The story takes place over a period of a little over a decade. But, as I said, the war itself isn't so much the focus as three characters and their positions about both war in general and this war in particular. None of them end up in the same place they start, all of them shaped by their individual experiences. Both from before and during the story. All of it tracks and all of it makes sense. Everybody's decisions here, even when they contradict each, have solid rationales behind them. And the people whose decisions are based on belief? Even when those decisions change and even their whole belief system changes, they continue to make choices that reflect who they are.

Towards the end, Maggie says, "Nothing we do happens independently. Everyone and everything is connected." The actions she took that put her in prison affected Andy and Olivia. And their actions at the end of the book -- again, over a decade after the start -- are the result, albeit indirectly, of Maggie blowing up a police vehicle. But there's no real judgement by or from any of the characters.

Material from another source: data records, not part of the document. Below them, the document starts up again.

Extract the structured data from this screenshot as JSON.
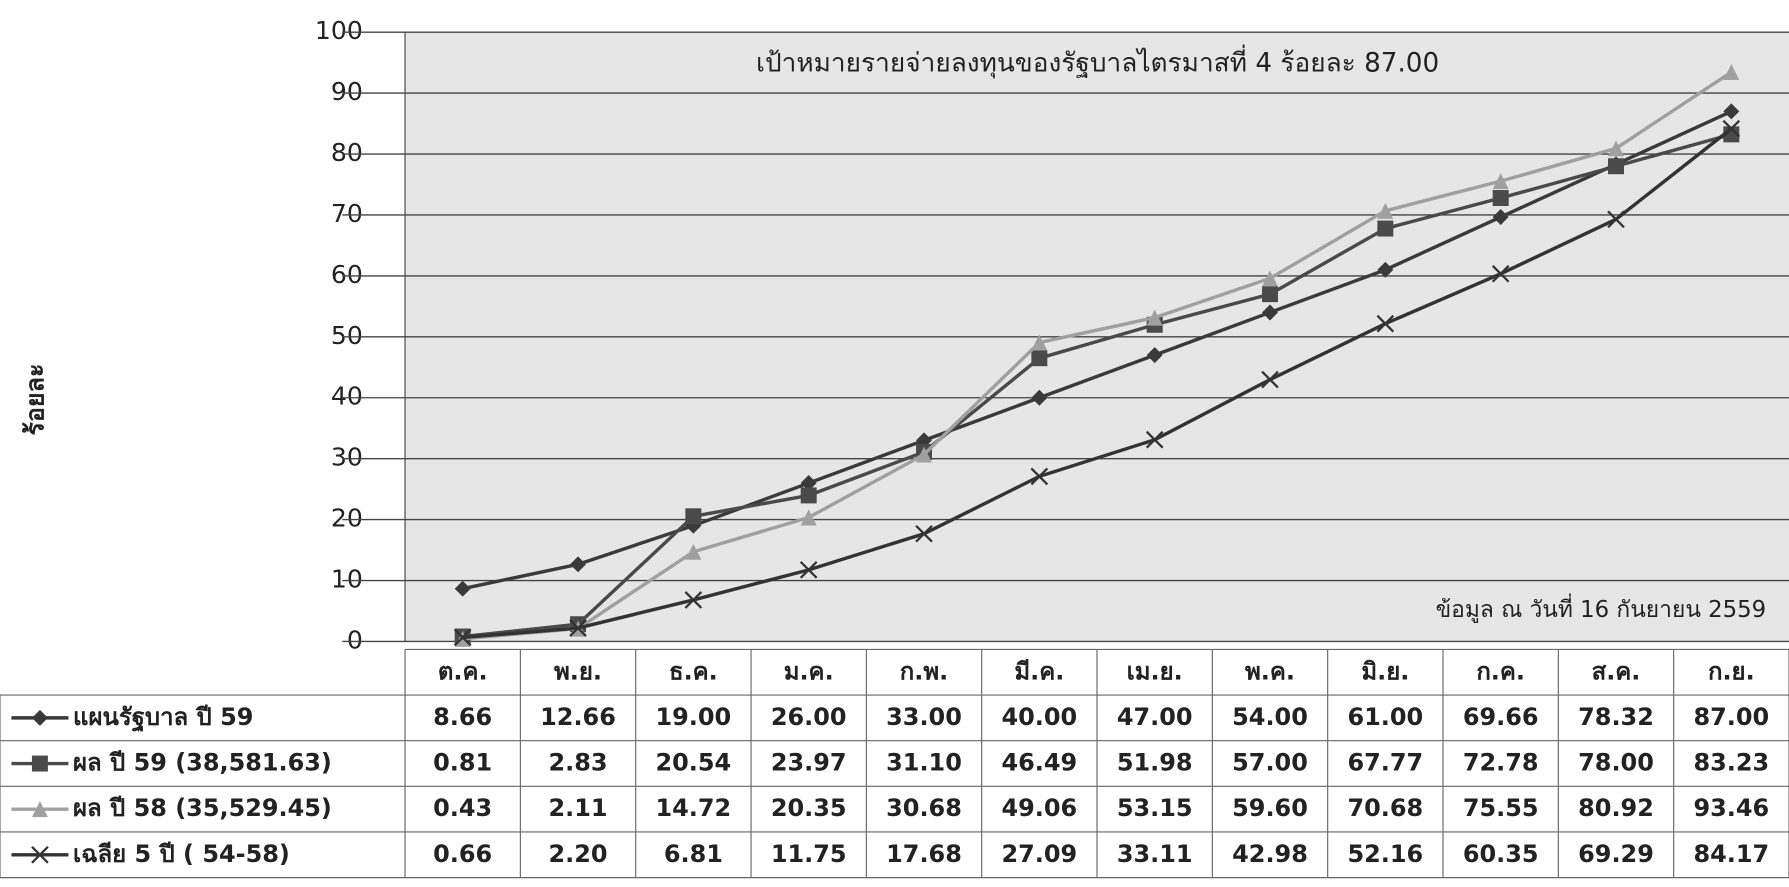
{
  "chart_data": {
    "type": "line",
    "annotation": "เป้าหมายรายจ่ายลงทุนของรัฐบาลไตรมาสที่  4 ร้อยละ  87.00",
    "note": "ข้อมูล ณ วันที่ 16 กันยายน 2559",
    "y_label": "ร้อยละ",
    "categories": [
      "ต.ค.",
      "พ.ย.",
      "ธ.ค.",
      "ม.ค.",
      "ก.พ.",
      "มี.ค.",
      "เม.ย.",
      "พ.ค.",
      "มิ.ย.",
      "ก.ค.",
      "ส.ค.",
      "ก.ย."
    ],
    "ylim": [
      0,
      100
    ],
    "yticks": [
      0,
      10,
      20,
      30,
      40,
      50,
      60,
      70,
      80,
      90,
      100
    ],
    "grid": true,
    "series": [
      {
        "name": "แผนรัฐบาล ปี 59",
        "color": "#3a3a3a",
        "marker": "diamond",
        "values": [
          8.66,
          12.66,
          19.0,
          26.0,
          33.0,
          40.0,
          47.0,
          54.0,
          61.0,
          69.66,
          78.32,
          87.0
        ],
        "value_labels": [
          "8.66",
          "12.66",
          "19.00",
          "26.00",
          "33.00",
          "40.00",
          "47.00",
          "54.00",
          "61.00",
          "69.66",
          "78.32",
          "87.00"
        ]
      },
      {
        "name": "ผล ปี 59 (38,581.63)",
        "color": "#4a4a4a",
        "marker": "square",
        "values": [
          0.81,
          2.83,
          20.54,
          23.97,
          31.1,
          46.49,
          51.98,
          57.0,
          67.77,
          72.78,
          78.0,
          83.23
        ],
        "value_labels": [
          "0.81",
          "2.83",
          "20.54",
          "23.97",
          "31.10",
          "46.49",
          "51.98",
          "57.00",
          "67.77",
          "72.78",
          "78.00",
          "83.23"
        ]
      },
      {
        "name": "ผล ปี 58 (35,529.45)",
        "color": "#a0a0a0",
        "marker": "triangle",
        "values": [
          0.43,
          2.11,
          14.72,
          20.35,
          30.68,
          49.06,
          53.15,
          59.6,
          70.68,
          75.55,
          80.92,
          93.46
        ],
        "value_labels": [
          "0.43",
          "2.11",
          "14.72",
          "20.35",
          "30.68",
          "49.06",
          "53.15",
          "59.60",
          "70.68",
          "75.55",
          "80.92",
          "93.46"
        ]
      },
      {
        "name": "เฉลีย 5  ปี  ( 54-58)",
        "color": "#333333",
        "marker": "x",
        "values": [
          0.66,
          2.2,
          6.81,
          11.75,
          17.68,
          27.09,
          33.11,
          42.98,
          52.16,
          60.35,
          69.29,
          84.17
        ],
        "value_labels": [
          "0.66",
          "2.20",
          "6.81",
          "11.75",
          "17.68",
          "27.09",
          "33.11",
          "42.98",
          "52.16",
          "60.35",
          "69.29",
          "84.17"
        ]
      }
    ]
  }
}
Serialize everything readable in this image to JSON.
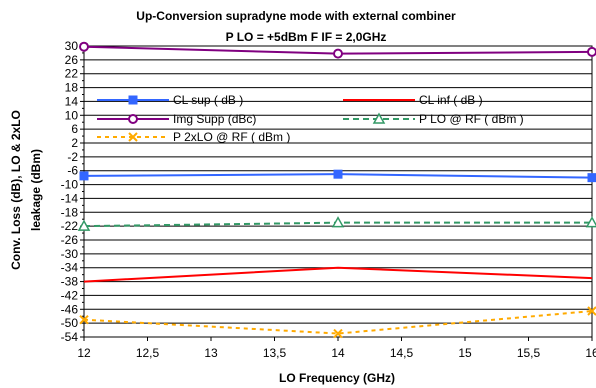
{
  "chart_data": {
    "type": "line",
    "title": "Up-Conversion supradyne mode with external combiner",
    "subtitle": "P LO = +5dBm F IF = 2,0GHz",
    "xlabel": "LO Frequency (GHz)",
    "ylabel_line1": "Conv. Loss (dB), LO & 2xLO",
    "ylabel_line2": "leakage (dBm)",
    "xlim": [
      12,
      16
    ],
    "ylim": [
      -54,
      30
    ],
    "x_ticks": [
      "12",
      "12,5",
      "13",
      "13,5",
      "14",
      "14,5",
      "15",
      "15,5",
      "16"
    ],
    "y_ticks": [
      "30",
      "26",
      "22",
      "18",
      "14",
      "10",
      "6",
      "2",
      "-2",
      "-6",
      "-10",
      "-14",
      "-18",
      "-22",
      "-26",
      "-30",
      "-34",
      "-38",
      "-42",
      "-46",
      "-50",
      "-54"
    ],
    "y_minor_ticks": [
      28,
      24,
      20,
      16,
      12,
      8,
      4,
      0,
      -4,
      -8,
      -12,
      -16,
      -20,
      -24,
      -28,
      -32,
      -36,
      -40,
      -44,
      -48,
      -52
    ],
    "grid": "horizontal",
    "legend_placement": "upper-middle",
    "x": [
      12,
      14,
      16
    ],
    "series": [
      {
        "name": "CL sup ( dB )",
        "values": [
          -7.5,
          -7.0,
          -8.0
        ],
        "color": "#3366ff",
        "marker": "square",
        "dash": "solid"
      },
      {
        "name": "CL inf ( dB )",
        "values": [
          -38.0,
          -34.0,
          -37.0
        ],
        "color": "#ff0000",
        "marker": "none",
        "dash": "solid"
      },
      {
        "name": "Img Supp (dBc)",
        "values": [
          29.8,
          27.8,
          28.3
        ],
        "color": "#800080",
        "marker": "circle",
        "dash": "solid"
      },
      {
        "name": "P LO @ RF ( dBm )",
        "values": [
          -22.0,
          -21.0,
          -21.0
        ],
        "color": "#339966",
        "marker": "triangle",
        "dash": "dashed"
      },
      {
        "name": "P 2xLO @ RF ( dBm )",
        "values": [
          -49.0,
          -53.0,
          -46.5
        ],
        "color": "#ffaa00",
        "marker": "x",
        "dash": "dotted"
      }
    ]
  }
}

Their actions are their actions, and they all seem to take responsibilty for them. But there's no commentary on who is right or wrong, who is more or less justified.

Badiucao and Melissa Chan put together an excellent story here. It's uncomfortable given the insanely petty and authoritarian whims of the asshole in the White House right now, but it offers a lot to think about and worth the read. The book came out earlier this month from Street Noise Books and retails for $23.99 US; it should be available from your favorite book seller.